''Smackdown!'' retrenches

Plus, ''Dawson's'' Kevin Williamson's new series, and more

Dwayne ''The Rock'' Johnson
Photo: The Rock: WWF Entertainment, Inc.

‘SMACKDOWN’…AND OUT Can you smell when The Rock is missing? UPN certainly can. ”Smackdown!” ratings are taking a beating this summer — a phenomenon largely blamed on The Rock’s (a.k.a. Dwayne Johnson) absence while he films ”The Scorpion King.” But other factors could be giving the World Wrestling Federation a full nelson: Headliner Triple H is out for three or four months with a leg injury, and former hero ”Stone Cold” Steve Austin has made a strange turn to the dark side.

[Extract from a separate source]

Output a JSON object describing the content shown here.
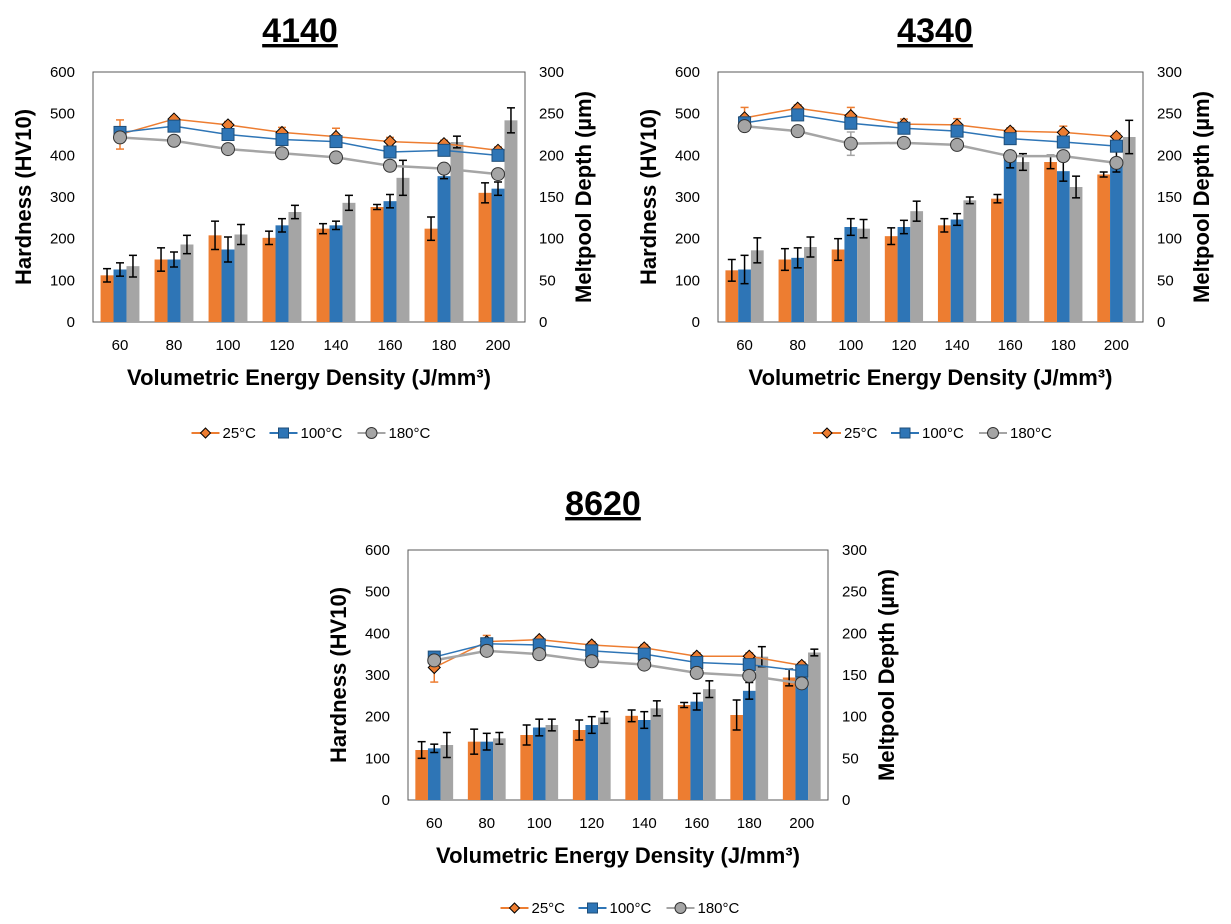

So far this summer, 30 percent fewer young males are watching wrestling on UPN — which is already smarting from Vince McMahon’s XFL flop. ”It’s a star-driven business and The Rock is the biggest star in the WWF,” admits UPN CEO Dean Valentine. ”But Vince has a long history of reviving and freshening the genre, and I wouldn’t bet against him to do it again.” WWF marketing exec Jayson Bernstein is equally optimistic, saying ratings could heat up in July when showdowns begin between stars of the WWF and former rival league World Championship Wrestling, now a McMahon property. (The battles will culminate with the pay-per-view Invasion on July 22.) ”The Rock will be back,” promises Bernstein, though it’s not clear when. ”Until then, we have another opportunity to elevate the next WWF superstar.” Tossing Kurt Angle into a Fear Factor-style rat pit couldn’t hurt.

GORY ‘DAYS’ Though you won’t see any knife-toting maniacs in ”Scream” masks, Kevin Williamson is planning a murder or two on ”Glory Days,” his WB drama debuting in early 2002. The ”Dawson’s Creek” creator had intended ”Glory” to be an autobiographical series about a successful writer returning to his hometown, but the WB suits bristled over the possibility of yet another relationship-oriented drama. Their solution: Throw in a few dead bodies!

”With ‘Scream,’ Kevin took a durable horror franchise that had grown stale and reinterpreted it in a postmodern way that worked for young audiences,” says WB president Jordan Levin. ”We believed that asking that same writer to resurrect the whodunit mysteries of years past was really worth exploring.” Williamson is certainly game: He’ll keep the hunky writer protagonist (Eddie Cahill) and his quirky mother (Frances Fisher), but Williamson is now turning the small town of Lake Glory, Maine, into a bizarre hamlet that features piranhas in the local lake and a nudist colony near the churchyard. ”The pilot’s gonna be scary. Someone will be murdered,” Williamson says. ”Every week, something weird happens in this town.” We can see the sweeps stunt now: A wisecracking teen girl saves the townsfolk from vampires.

AND SO ON…”Survivor”’s Keith Famie hopes to cook up a long-term deal with the Food Network. After recently hosting ”Taste the Adventure Week” for the cabler, Famie’s now in talks with the network about its picking up ”Adventures in Cooking” — the show he had been doing for an NBC station in Detroit before he went Down Under last winter. ”Will I become a big star on the Food Network? Who knows,” admits Famie. ”The fact that I’ll get to do anything with them is really exciting.”